Denn soeben hatte ich von Beckett erfahren, dass Jacks Hinrichtung schon morgen sein würde. MORGEN! Ich dachte daran, wie er unwissend und mutterseelenallein in der Zelle hockte und machte mir verdammt miese Vorwürfe. Ich hätte ihn mitnehmen müssen. Ich hätte ihn nicht einfach in der Zelle sitzen lassen sollen. Ich war eine miserable Ehefrau - Himmel, klang das befremdlich! Mir gefiel der Ausdruck 'Freundin' irgendwie besser. Wahrscheinlich musste ich mich noch daran gewöhnen. Aber mein armer Jack. Ganz allein in der dreckigen Zellen. Und das Allerschlimmste war: er hatte keine Ahnung, wo ICH steckte! Er könnte denken, sie hätten mich in der Nacht schon rausgeholt, um mich zu hängen. Er wusste doch nicht, dass ich da war, lebte und ihn retten würde. Er KONNTE es nicht wissen. Er konnte es noch nicht einmal im Geringsten AHNEN. So ein dreimal verfluchter Möwenschiss! Mein armer Jack...

Und bei dem Gedanken, dass er womöglich denken würde, ich wäre schon längst tot, schossen mir die Tränen in die Augen und ein beklemmendes Gefühl breitete sich in meinem Brustkorb aus, sodass ich nach Luft schnappen musste, um halbwegs normal atmen zu können. Die Tränen stauten sich in meinen Augen und kullerten schließlich heraus und an meinen Wangen hinab.

"Leandra, Liebste", sagte Beckett besänftigend und legte mir seinen Arm um die Schultern. "Du hast schon einmal jemanden vor dem Galgen gerettet. Wie ich dich kenne, wirst du es wieder schaffen."

"Cutler...", sagte ich und seufzte. "Damals war es verdammt knapp und um ein Haar wäre Hendric tot gewesen! Ich habe solche Angst, Jack zu verlieren."

"Es ist deine einzige Chance, ihn zu retten, Liebste."

"Das musst du mir nicht sagen; das weiß ich..."

"Na, also!", munterte Beckett mich auf. "Und du weißt auch, dass du es schaffen wirst."

"Hm-m...", machte ich und nickte langsam.

"Leandra, ich weiß, dass du es schaffen wirst. Glaub an dich, so wie ich es tue!" Beckett lächelte mich nun aufmunternd an.

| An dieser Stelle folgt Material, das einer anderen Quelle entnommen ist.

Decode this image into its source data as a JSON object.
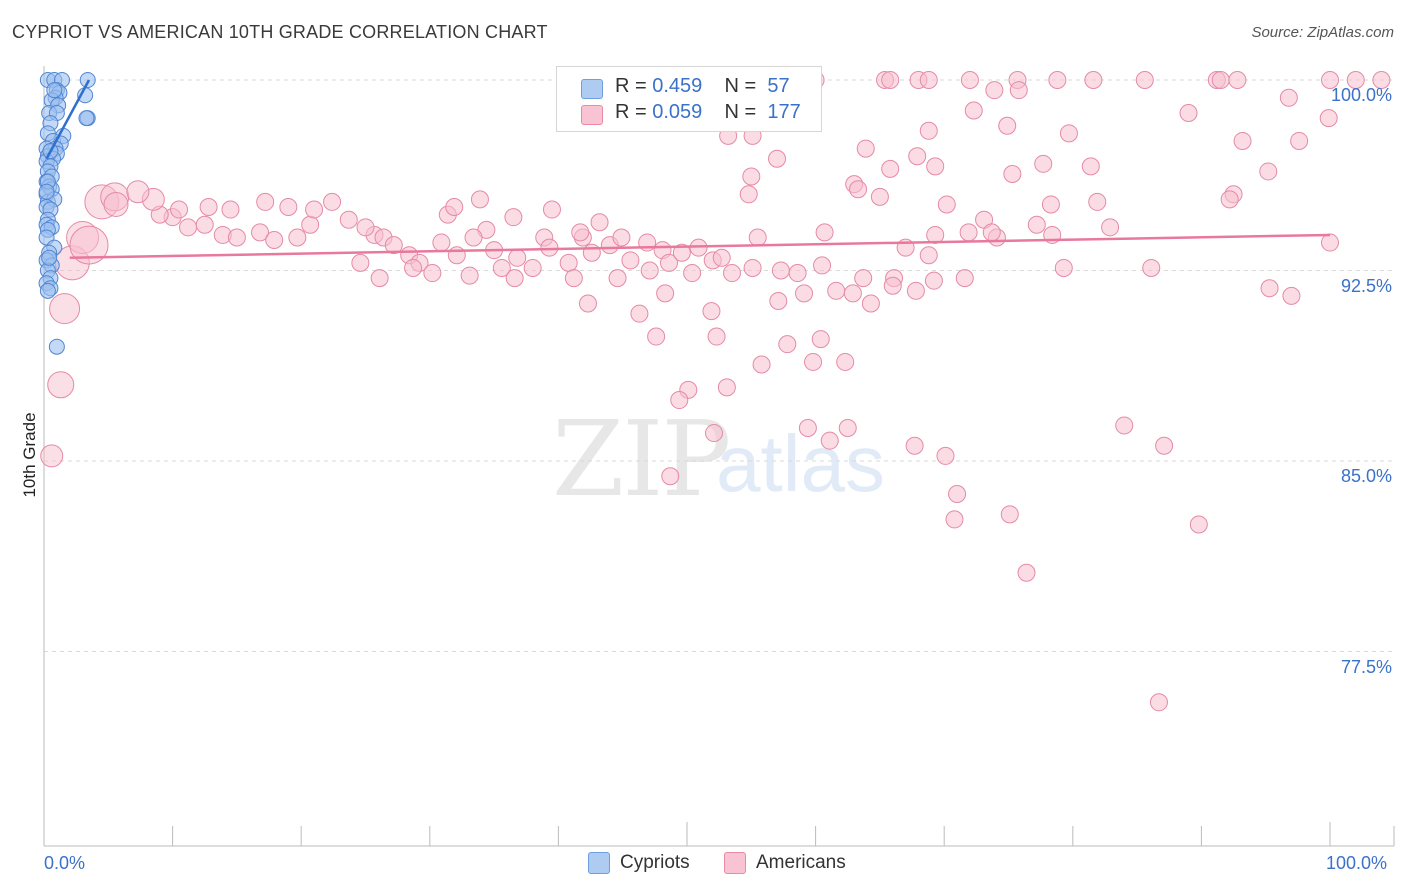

"Danke, Cutler", sagte ich und lächelte schließlich auch.

Ich war ihm so dankbar dafür, dass er mich aufbaute. Ich hätte nie auch nur den winzigen Hauch eines Gedanken daran verschwendet, dass er und ich uns noch einmal ansatzweise so verstehen würden, wie wir es jetzt taten. Es war unglaublich. Und um ehrlich zu sein, hasste ich ihn nicht mehr so sehr, wie ich es mal tat. Der Hass war nicht mehr sehr groß. Er existierte - und ja: er würde wohl für immer existieren, da Beckett mich damals zutiefst verletzt hatte. Schließlich hatte er ein großes, tiefes Loch in meiner Brust zurückgelassen! -, aber er war lange nicht mehr so groß, wie er einmal gewesen war, da war ich mir sicher.

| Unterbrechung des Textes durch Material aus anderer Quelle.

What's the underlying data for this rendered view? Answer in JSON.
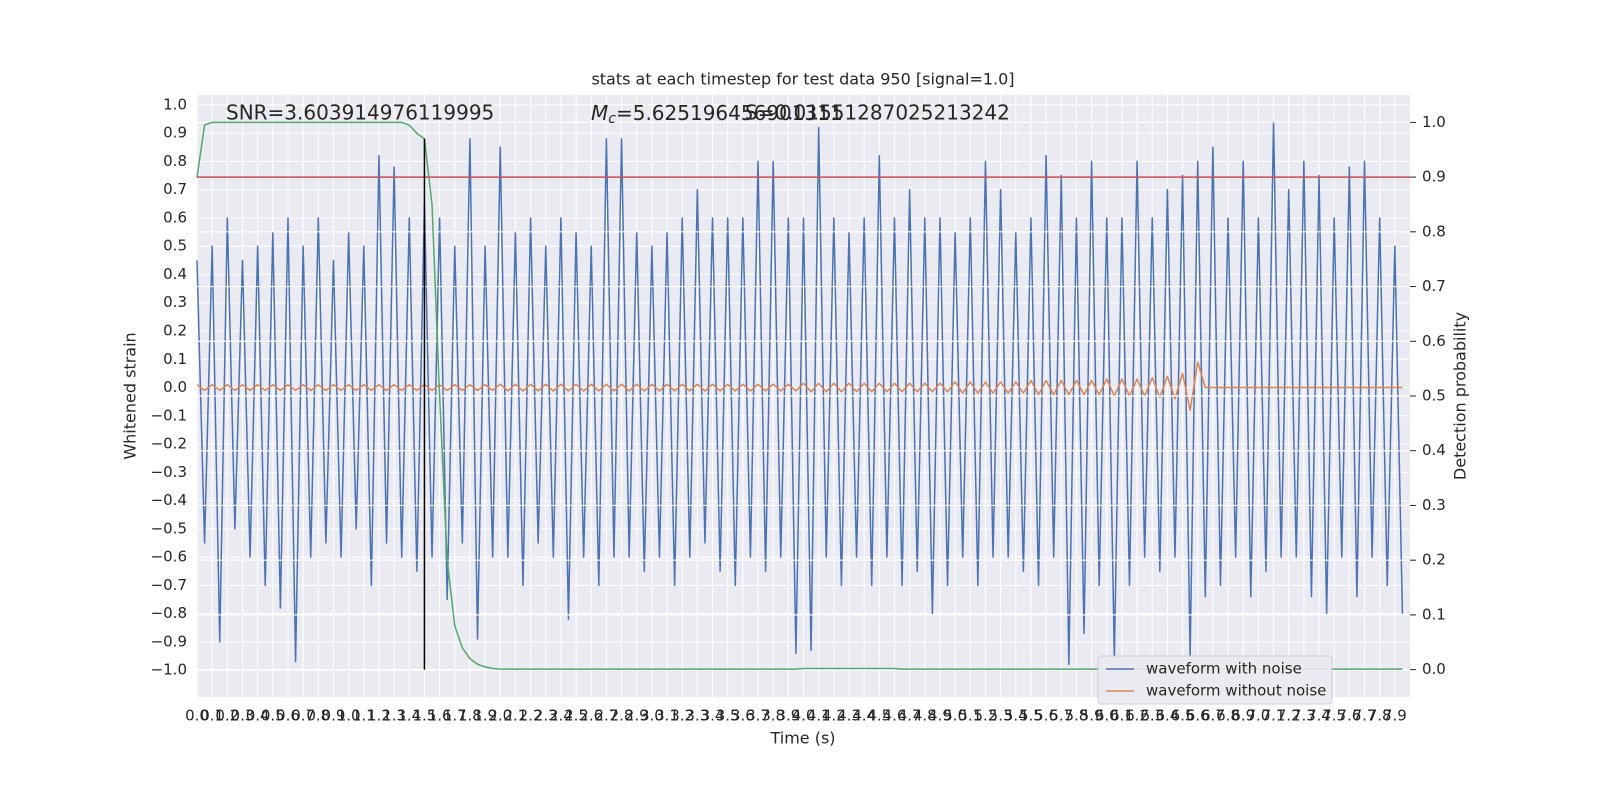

Aber Jack... Ich wollte ihn nicht verlieren. Das würde ich nicht überstehen. Wenn ich es nicht schaffen sollte - und ich wagte es kaum, daran zu denken - würde er mich mitnehmen. Zurückbleiben würde nur eine Hülle. Mein Leben, meine Emotionen, mein Ich würde er mit sich nehmen. Ohne ihn würde ich nicht mehr leben können, da war ich mir absolut sicher, so blöd das auch klingen mochte, doch so unendlich viel bedeutete er mir eben. Aber warum machte ich mir Sorgen? Ich würde es schaffen, natürlich würde ich das! Ich hatte es schließlich schon einmal geschafft. Ich konnte das!

"Rising up back on the street. Did my time, took my chances", begann ich dann zu singen.

Beckett starrte mich an. "Was wird das?"

"Singen", erklärte ich knapp. "Das beruhigt mich. Und es motiviert mich!" Und ich sang weiter: "Went the distance, now I'm back on my feet, just a girl and her will to survive. Don't lose your grip on the dreams of the past, you must fight just to keep them alive. It's the eye of the tiger, it's the thrill of the fight rising up to the challenge of our rival and the last known survivor stalks his prey in the night and he's watching us all with the eye of the tiger."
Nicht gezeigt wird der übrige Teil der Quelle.